Cinq militants de Sud PTT étaient jugés le 12 juin pour des faits de grève remontant à 2014. La justice leur reproche des violences contre une cadre et des dégradations, mais surtout de violation de « domicile professionnel » en envahissant le siège de La Poste.

Le président de la 10e chambre correctionnelle du tribunal de Paris le concède bien volontiers : « Je trouve qu’il n’est pas normal de juger les gens onze ans après. » Jeudi 12 juin, la mémoire de chacun est mise à rude épreuve. Lors d’une audience longue de dix heures, cinq syndicalistes de la Poste – licenciés depuis pour la plupart – ont dû s’expliquer sur deux actions militantes datant des 13 et 20 février 2014.

En plein mouvement de grève, plusieurs dizaines de membres de Sud PTT des Hauts-de-Seine étaient allés faire entendre leurs revendications auprès de la direction nationale de l’entreprise publique, après avoir échoué à ouvrir des négociations avec leur direction locale.

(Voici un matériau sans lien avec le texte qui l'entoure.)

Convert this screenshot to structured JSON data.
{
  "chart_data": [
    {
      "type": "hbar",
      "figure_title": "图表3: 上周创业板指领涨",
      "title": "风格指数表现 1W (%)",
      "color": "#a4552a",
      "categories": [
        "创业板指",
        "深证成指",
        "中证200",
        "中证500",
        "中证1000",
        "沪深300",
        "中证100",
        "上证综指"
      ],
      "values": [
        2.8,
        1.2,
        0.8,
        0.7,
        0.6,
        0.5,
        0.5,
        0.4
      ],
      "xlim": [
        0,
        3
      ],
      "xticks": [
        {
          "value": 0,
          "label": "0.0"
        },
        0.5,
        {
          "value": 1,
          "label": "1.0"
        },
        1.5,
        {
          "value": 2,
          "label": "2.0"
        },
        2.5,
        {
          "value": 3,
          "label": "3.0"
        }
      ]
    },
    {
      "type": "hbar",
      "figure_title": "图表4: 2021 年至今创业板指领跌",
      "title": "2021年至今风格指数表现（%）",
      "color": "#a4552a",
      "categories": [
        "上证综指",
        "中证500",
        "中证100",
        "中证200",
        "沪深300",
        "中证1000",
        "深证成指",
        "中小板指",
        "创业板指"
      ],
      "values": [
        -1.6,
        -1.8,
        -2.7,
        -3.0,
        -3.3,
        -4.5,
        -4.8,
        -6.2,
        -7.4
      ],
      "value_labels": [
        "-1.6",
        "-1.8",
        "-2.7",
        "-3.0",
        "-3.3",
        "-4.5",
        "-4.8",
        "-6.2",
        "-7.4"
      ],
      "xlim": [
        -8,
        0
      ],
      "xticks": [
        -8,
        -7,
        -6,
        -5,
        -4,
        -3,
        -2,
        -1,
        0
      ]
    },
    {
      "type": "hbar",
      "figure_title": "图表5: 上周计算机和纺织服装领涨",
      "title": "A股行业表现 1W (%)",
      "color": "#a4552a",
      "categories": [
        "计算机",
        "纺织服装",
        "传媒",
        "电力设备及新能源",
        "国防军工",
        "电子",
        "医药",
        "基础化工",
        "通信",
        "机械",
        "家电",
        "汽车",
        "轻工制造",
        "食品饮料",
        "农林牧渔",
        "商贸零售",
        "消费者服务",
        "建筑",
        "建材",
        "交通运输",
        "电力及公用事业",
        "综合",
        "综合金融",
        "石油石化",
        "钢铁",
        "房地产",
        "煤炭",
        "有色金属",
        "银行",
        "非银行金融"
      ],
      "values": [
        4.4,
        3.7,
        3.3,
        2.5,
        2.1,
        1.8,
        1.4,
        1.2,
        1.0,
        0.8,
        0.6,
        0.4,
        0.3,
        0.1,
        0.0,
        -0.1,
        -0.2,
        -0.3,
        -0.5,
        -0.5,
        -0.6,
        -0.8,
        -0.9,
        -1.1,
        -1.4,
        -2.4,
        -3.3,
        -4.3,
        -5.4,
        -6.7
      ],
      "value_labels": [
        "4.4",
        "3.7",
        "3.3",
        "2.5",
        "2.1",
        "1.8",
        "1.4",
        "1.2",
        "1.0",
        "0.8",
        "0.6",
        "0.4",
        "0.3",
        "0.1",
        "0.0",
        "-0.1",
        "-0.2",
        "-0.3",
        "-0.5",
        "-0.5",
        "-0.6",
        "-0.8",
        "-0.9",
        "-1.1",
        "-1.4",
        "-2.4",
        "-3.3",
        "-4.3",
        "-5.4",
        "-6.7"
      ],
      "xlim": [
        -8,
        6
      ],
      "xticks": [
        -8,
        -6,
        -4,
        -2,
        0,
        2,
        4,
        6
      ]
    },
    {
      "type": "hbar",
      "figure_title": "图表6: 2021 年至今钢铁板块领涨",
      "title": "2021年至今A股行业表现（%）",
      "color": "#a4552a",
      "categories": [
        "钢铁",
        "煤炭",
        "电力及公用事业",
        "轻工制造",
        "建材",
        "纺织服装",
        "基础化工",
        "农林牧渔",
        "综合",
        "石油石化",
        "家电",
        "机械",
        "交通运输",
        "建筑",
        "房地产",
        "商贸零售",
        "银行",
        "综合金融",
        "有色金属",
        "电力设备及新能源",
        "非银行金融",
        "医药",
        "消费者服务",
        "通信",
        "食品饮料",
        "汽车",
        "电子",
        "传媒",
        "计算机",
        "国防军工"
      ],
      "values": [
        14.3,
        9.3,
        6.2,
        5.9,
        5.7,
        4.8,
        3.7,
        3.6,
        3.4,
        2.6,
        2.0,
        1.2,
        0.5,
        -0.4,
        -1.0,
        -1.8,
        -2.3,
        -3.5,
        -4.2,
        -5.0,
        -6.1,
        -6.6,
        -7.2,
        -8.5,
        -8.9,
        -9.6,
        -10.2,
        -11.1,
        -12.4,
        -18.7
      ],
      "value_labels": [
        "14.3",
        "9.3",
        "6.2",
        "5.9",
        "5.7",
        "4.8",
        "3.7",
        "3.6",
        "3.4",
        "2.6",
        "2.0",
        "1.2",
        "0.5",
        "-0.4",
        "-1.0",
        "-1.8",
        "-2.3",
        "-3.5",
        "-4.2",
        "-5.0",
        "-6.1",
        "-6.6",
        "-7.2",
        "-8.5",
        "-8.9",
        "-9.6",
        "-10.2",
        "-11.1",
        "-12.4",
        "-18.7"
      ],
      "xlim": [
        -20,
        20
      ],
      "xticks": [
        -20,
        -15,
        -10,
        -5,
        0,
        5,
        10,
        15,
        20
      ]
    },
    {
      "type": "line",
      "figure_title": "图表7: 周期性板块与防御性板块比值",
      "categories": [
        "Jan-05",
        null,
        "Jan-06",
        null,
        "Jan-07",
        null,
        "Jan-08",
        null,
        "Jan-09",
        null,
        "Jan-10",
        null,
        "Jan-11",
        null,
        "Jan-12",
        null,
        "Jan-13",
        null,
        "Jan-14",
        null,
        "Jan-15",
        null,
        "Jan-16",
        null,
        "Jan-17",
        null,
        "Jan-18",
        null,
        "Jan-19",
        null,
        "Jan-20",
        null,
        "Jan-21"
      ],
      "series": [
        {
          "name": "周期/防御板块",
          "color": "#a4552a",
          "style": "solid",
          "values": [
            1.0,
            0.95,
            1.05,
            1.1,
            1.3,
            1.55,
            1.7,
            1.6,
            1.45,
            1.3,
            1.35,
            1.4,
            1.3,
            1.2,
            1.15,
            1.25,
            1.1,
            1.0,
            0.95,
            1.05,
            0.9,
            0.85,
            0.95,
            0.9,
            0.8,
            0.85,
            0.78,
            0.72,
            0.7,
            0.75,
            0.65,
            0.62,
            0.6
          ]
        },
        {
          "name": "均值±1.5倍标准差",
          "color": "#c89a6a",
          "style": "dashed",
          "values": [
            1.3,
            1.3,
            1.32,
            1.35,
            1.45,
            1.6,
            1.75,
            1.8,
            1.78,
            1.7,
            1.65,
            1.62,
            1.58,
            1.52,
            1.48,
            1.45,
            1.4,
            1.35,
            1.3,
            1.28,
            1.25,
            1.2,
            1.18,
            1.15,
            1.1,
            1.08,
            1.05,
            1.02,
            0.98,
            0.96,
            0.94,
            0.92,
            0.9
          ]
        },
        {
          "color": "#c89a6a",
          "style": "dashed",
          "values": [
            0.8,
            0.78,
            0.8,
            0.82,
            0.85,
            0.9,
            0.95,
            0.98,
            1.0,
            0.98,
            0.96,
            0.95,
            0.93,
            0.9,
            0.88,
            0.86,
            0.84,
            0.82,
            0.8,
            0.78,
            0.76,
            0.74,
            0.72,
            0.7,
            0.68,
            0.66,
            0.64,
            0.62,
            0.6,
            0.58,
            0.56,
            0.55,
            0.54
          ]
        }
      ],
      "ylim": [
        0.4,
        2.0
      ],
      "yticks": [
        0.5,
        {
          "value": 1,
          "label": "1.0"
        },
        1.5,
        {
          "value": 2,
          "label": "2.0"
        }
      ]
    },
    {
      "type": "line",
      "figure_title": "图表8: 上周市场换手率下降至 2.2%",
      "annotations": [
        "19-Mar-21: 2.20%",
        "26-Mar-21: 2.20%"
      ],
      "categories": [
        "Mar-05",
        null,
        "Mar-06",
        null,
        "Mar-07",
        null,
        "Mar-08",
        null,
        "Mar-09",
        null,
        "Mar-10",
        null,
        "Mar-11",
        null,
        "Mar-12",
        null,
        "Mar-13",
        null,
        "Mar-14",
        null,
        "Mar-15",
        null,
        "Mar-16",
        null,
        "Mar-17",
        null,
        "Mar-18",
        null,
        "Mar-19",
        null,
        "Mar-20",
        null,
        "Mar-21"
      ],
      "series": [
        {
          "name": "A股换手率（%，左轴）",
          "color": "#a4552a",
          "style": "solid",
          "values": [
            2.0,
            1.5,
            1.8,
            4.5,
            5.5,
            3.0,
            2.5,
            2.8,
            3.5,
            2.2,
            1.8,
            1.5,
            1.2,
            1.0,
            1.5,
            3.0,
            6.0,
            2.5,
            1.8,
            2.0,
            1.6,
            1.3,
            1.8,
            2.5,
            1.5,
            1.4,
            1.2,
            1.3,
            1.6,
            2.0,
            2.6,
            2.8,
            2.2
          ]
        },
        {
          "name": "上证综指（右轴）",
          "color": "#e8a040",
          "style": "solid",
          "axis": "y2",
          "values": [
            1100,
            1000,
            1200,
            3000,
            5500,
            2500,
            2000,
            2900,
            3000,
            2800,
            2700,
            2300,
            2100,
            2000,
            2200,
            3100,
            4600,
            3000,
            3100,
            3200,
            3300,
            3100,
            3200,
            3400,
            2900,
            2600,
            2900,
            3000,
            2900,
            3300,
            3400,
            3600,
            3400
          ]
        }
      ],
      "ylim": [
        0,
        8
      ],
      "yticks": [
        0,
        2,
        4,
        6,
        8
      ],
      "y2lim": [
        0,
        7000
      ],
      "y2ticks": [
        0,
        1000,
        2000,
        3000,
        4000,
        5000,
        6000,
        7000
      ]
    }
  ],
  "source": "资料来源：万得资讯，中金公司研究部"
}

Le 13 février de cette année-là, alors qu’ils entamaient la troisième semaine de grève, ils se sont installés dans le hall du siège social de La Poste, à Paris, malgré l’opposition de vigiles et de la directrice sécurité du bâtiment. Le 20, ils ont escaladé un grillage de plus de trois mètres pour perturber un conseil d’administration barricadé. Filmées par des caméras de surveillance, ces actions ont été diffusées lors du procès. (...)

La Poste et sa directrice de la sûreté, Stéphanie G., ont porté plainte contre les militant·es. Et plus précisément contre cinq mandataires syndicaux, dont le remuant Gaël Quirante, figure identifiée des luttes sociales franciliennes, et longtemps membre de la direction du Nouveau Parti anticapitaliste (NPA).

Les griefs sont presque les mêmes pour tout le monde : « Dégradation de biens en réunion appartenant à une entreprise chargée d’une mission publique », « violences sur personne » au préjudice de Stéphanie G. (qui a obtenu six jours d’interruption totale de travail à la suite de cette action) et « violation de domicile professionnel ».

« La police a très peu enquêté, la plainte a mis énormément de temps à être instruite, il n’y a pas eu d’acte d’enquête en dehors des interrogatoires, regrette l’avocat de la défense, Jérémie Boccara. Il y a aussi eu une grande inertie du côté du parquet pour prendre un réquisitoire définitif. » Bref, « une attente assez symptomatique de la lenteur de la justice française ».

Une première audience avait bien été fixée pour novembre 2024 mais quatre heures seulement avaient été prévues. La défense avait donc demandé un renvoi pour que les cinq prévenus aient le temps de déplier correctement leurs arguments.

Six mois de grève et un procès (...)

Chaque camp renvoie l’autre à sa violence. Aucun des agents de sécurité n’est représenté à ce procès, mais la directrice de la sécurité l’assure, certains ont eu « la peur de leur vie ».

Après ces quelques minutes de tension, la foule se calme rapidement. Elle restera sur place jusqu’en fin d’après-midi, après avoir obtenu de la part du responsable des relations sociales de l’entreprise qu’une réunion soit organisée le lendemain. À la barre, l’avocate de La Poste, sous le regard médusé des postiers de la salle, comparera cette action à une prise d’otage, où l’otage est bien obligé de concéder des choses, sous la pression. (...)

Le procureur a requis entre 70 et 140 heures de travail d’intérêt général pour les cinq prévenu·es, avec des peines de deux à cinq mois de prison si elles ne sont pas effectuées. Le délibéré de ce procès sera rendu le 10 juillet.